Concernant l’archéologie préventive, c’est avec grande satisfaction que ma collègue Gilda Hobert et notre groupe ont été écoutés sur le rôle de son opérateur public, l’INRAP. Ainsi, un amendement que nous avions déposé à l’article 20 en commission, puis en séance publique et repris par notre collègue Marie-George Buffet, a été adopté. Il dispose que les dépenses engagées dans le cadre des contrats de fouilles archéologiques prévus à l’article L. 523-9 du code du patrimoine n’ouvriront pas droit à un crédit d’impôt.
Il nous paraissait essentiel de protéger le travail de l’opérateur public d’archéologie préventive, eu égard à la mission de service public dont il est investi. La question était d’autant plus importante que les opérateurs privés pouvaient bénéficier du crédit d’impôt recherche, ce qui leur donnait les moyens de tirer les prix vers le bas et de placer l’opérateur public de recherches archéologiques préventives face à un véritable dumping social et scientifique.

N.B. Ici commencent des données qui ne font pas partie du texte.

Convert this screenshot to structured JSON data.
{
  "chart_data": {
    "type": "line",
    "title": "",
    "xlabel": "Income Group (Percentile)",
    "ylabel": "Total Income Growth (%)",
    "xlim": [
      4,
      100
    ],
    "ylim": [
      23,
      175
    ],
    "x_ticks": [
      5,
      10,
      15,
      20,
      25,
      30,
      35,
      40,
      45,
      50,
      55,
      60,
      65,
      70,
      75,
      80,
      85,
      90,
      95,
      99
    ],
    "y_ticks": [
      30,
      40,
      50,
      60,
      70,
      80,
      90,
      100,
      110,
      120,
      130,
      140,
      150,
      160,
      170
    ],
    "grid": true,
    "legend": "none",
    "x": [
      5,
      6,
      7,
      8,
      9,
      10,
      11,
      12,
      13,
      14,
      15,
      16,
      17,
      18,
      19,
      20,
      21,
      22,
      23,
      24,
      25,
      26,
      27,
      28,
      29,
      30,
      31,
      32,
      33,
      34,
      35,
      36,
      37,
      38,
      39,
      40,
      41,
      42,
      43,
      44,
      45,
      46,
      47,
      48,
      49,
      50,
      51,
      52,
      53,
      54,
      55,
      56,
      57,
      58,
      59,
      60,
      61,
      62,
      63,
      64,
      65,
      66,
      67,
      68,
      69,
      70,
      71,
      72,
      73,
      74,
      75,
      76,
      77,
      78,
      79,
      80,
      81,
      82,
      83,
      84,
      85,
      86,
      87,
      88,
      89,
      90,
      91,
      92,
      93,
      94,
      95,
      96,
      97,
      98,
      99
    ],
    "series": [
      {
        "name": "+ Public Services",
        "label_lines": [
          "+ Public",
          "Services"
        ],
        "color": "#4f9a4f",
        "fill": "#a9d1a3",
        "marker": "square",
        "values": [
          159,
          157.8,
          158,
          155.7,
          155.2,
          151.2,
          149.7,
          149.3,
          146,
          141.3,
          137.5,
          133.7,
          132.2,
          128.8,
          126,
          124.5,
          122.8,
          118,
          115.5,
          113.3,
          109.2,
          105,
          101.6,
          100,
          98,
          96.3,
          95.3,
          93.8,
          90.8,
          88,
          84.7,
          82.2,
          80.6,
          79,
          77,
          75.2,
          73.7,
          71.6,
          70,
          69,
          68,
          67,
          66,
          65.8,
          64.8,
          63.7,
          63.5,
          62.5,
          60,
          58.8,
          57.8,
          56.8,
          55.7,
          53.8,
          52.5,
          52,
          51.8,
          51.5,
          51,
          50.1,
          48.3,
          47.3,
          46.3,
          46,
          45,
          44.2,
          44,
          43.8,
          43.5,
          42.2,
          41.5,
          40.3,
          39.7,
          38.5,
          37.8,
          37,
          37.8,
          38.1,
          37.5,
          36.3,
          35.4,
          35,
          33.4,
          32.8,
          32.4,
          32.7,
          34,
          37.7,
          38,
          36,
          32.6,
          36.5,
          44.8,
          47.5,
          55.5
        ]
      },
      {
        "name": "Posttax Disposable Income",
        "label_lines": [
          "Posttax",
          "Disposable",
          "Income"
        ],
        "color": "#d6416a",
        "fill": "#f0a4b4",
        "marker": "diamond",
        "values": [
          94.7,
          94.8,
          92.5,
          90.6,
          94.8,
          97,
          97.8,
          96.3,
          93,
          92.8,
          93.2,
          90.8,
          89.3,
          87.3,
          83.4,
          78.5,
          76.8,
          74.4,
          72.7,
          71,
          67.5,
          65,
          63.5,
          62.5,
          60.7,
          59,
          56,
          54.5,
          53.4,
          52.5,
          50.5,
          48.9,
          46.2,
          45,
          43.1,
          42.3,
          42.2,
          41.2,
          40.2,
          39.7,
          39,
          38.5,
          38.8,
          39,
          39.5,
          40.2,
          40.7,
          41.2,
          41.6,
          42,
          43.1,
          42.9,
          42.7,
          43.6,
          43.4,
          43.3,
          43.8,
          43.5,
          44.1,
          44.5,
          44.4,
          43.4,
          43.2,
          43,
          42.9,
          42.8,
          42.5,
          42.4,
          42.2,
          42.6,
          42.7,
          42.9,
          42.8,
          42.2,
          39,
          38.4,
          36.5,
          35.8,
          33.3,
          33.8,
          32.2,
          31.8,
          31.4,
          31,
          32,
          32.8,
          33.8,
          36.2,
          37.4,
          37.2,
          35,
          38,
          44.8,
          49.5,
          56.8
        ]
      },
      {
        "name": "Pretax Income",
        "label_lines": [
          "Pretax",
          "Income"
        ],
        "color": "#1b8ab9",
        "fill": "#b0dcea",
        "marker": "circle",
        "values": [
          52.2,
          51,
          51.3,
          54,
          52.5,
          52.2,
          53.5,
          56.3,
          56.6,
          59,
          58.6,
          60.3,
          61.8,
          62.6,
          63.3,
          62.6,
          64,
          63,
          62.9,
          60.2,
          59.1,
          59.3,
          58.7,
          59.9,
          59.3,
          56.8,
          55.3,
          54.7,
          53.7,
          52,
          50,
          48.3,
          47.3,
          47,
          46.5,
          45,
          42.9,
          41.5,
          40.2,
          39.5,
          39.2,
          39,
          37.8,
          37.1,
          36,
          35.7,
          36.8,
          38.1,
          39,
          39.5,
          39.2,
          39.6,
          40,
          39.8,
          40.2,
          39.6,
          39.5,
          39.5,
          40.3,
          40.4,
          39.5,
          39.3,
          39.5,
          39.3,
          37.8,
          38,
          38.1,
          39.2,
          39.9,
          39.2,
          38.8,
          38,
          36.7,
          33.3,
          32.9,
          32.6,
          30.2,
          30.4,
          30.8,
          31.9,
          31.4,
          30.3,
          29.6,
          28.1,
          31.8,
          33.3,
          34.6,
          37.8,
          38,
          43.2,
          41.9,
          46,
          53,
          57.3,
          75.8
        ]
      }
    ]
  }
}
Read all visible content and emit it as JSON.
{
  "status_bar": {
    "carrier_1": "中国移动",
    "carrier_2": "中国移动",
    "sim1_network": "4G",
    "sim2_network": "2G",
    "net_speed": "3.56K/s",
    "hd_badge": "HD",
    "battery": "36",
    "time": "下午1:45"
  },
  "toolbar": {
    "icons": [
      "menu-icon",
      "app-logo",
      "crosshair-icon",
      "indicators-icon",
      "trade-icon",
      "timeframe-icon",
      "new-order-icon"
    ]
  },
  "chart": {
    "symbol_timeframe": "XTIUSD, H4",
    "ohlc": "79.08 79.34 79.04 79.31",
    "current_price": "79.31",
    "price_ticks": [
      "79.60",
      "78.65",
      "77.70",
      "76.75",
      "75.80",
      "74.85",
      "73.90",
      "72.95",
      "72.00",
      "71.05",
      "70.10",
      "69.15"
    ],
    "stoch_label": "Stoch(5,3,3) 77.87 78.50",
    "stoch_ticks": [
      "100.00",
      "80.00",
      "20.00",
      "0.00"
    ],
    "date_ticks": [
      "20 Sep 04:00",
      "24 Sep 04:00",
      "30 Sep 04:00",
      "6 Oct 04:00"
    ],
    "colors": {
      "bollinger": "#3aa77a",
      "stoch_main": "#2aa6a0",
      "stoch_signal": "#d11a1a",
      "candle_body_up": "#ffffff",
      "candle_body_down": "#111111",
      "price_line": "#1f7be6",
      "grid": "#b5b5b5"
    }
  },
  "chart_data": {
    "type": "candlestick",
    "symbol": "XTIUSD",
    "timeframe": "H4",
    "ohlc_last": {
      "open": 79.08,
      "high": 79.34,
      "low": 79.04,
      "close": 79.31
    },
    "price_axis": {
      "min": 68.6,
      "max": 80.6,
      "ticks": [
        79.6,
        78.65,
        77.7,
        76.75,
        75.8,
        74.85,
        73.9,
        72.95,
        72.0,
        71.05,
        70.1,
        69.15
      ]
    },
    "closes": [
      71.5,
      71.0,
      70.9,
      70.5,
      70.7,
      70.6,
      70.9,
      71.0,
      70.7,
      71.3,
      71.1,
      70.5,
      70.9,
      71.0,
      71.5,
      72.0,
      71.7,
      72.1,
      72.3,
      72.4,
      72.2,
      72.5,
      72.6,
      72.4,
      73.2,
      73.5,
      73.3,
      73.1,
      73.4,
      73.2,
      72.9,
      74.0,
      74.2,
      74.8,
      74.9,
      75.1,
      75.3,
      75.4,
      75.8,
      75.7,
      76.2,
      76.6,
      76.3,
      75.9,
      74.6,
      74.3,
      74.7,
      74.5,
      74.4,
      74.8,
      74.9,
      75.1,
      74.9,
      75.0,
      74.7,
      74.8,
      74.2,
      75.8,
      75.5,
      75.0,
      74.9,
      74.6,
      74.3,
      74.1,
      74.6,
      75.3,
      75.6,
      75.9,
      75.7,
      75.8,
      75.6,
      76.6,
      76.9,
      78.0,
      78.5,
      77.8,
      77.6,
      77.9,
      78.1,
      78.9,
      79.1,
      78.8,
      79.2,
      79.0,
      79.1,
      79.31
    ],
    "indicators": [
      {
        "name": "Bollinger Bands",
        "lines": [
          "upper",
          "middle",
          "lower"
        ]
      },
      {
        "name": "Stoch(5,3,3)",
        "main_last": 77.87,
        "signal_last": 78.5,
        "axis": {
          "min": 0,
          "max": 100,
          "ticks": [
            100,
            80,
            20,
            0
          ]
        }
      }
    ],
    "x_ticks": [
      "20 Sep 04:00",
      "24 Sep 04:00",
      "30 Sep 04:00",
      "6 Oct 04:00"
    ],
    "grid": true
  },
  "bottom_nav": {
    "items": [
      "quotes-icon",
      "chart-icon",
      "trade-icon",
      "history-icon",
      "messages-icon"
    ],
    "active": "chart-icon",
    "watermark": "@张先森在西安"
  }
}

Enfin, et puisque « l’essentiel est invisible pour les yeux », comme l’écrivait Antoine de Saint-Exupéry dans Le Petit Prince, son oeuvre universelle, un amendement du rapporteur, analogue à celui que nous avions proposé, permet la reconnaissance du patrimoine culturel immatériel au sens de l’article 2 de la Convention internationale pour la sauvegarde du patrimoine culturel immatériel. C’est là un point essentiel auquel nous étions particulièrement attachés.
Voilà, madame la ministre, l’essentiel de ce que je voulais vous dire sur ce projet de loi que le groupe radical, républicain, démocrate et progressiste approuvera d’une manière des plus matérielles – par un vote positif, donc.